La plupart des accidents routiers sont cependant liés à un refus de s’arrêter, à scooter ou en voiture, suivi, le plus souvent, d’une course-poursuite avec les forces de l’ordre. Nous recensons dix-neuf affaires de ce type en 2023 – c’est la première fois que ce chiffre est aussi élevé – et onze en 2024. Deux jours avant Noël, le 23 décembre 2023, un véhicule de gendarmerie percute – directement ou indirectement, via un autre véhicule – une moto qui roulait en excès de vitesse près de Montpellier. Le motard, Julien, et sa passagère, Maëlys, 17 ans, perdent la vie. Ce type d’intervention interroge : les gendarmes auraient pu faire le choix de relever la plaque d’immatriculation pour ensuite sanctionner l’excès de vitesse, ce qui aurait évité ces deux décès. Idem pour plusieurs affaires, dans lesquelles des motos ou scooters sont pris en chasse au motif que leur conducteur roule sans casque – une infraction qui le met en danger, danger lui-même accru par l’intervention policière et la tentative d’y échapper.
Il s’agira de surveiller l’évolution des pratiques des forces de l’ordre en la matière. En mai 2025, le ministre de l’Intérieur Bruno Retailleau est à l’origine d’une nouvelle instruction applicable aux policiers et gendarmes en cas de refus d’obtempérer. Elle se substitue à celle en vigueur depuis 1999. Jusque-là, « les poursuites de véhicules » devaient se limiter – en théorie – à des faits « d’une grande gravité ». Désormais, « par principe, la poursuite des véhicules en fuite et refusant d’obtempérer aux injonctions de s’arrêter des policiers et des gendarmes doit être engagée ». Ce texte risque d’aggraver une situation déjà alarmante, s’inquiète l’ONG Flagrant déni. Cette doctrine est à rebours des réflexions de la gendarmerie autour des solutions alternatives à l’interception immédiate, lorsque des personnes tentent de se soustraire à un contrôle.
Les contrôles et leur intensification – inefficaces en matière de lutte contre la grande criminalité – sont à l’origine d’un quart des décès recensés. Sept personnes ont ainsi perdu la vie en fuyant à pied les forces de l’ordre depuis 2023. Quatre se sont noyés après avoir sauté dans une rivière, dans un fleuve ; deux ont fait une chute mortelle. Parmi eux : Enzo, un Strasbourgeois de 17 ans, retrouvé sans vie dans la rivière Ill en tentant d’échapper à la BAC. Depuis le classement de sa plainte pour « omission de porter secours », la famille se bat pour obtenir la vérité sur les circonstances exactes du drame.
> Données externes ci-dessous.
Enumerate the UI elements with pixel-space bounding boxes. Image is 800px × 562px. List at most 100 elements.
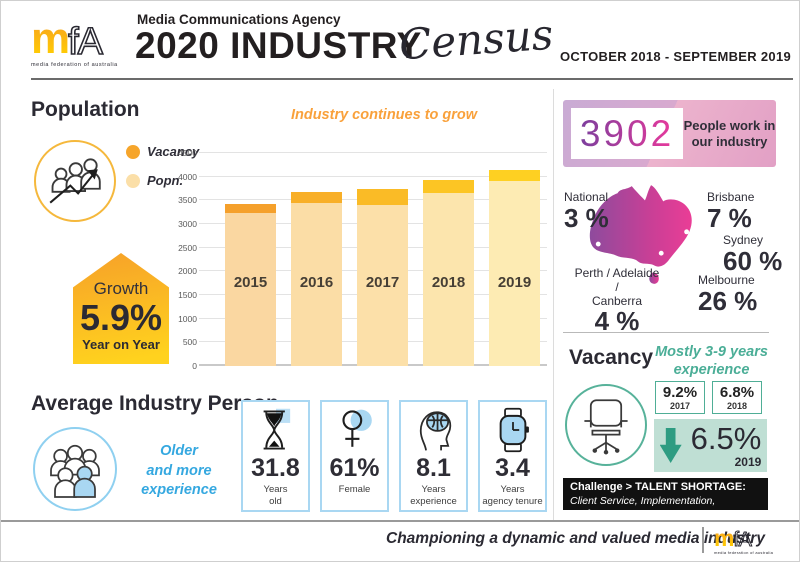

L’IGPN n’a pas recensé ce cas dans son registre.
Plus d’une dizaine de décès entre les mains des forces de l’ordre

Ce sont les tristement célèbres « malaises » en garde à vue ou en cellule de dégrisement, et autres arrêts cardiaques « d’origine inconnue » lors d’une interpellation. Nous en recensons cinq en 2023 et huit en 2024. L’un d’eux concerne Tamer Miskir, un Palestinien de 47 ans, interpellé à Paris le 17 août 2023 après une rixe. Durant son transport vers le commissariat du 10e arrondissement, « l’individu se cogne la tête contre les parois du véhicule de police », écrit l’IGPN… Il décède après une semaine dans le coma d’un « traumatisme cranio-facial grave ». Libération a révélé que l’interpellé, menotté, a été frappé au visage par un « gardien de la paix ». Celui-ci est mis en examen.
On meurt aussi dans les centres de rétention administrative, prison spéciale pour sans-papiers. Un Égyptien de 57 ans est ainsi retrouvé mort dans celui de Vincennes (Val-de-Marne) en mai 2023. Des témoignages recueillis par Politis évoquent des violences policières préalables au décès. La France est le pays d’Europe qui compte le plus de morts dans un local de police, un commissariat, une gendarmerie ou un CRA.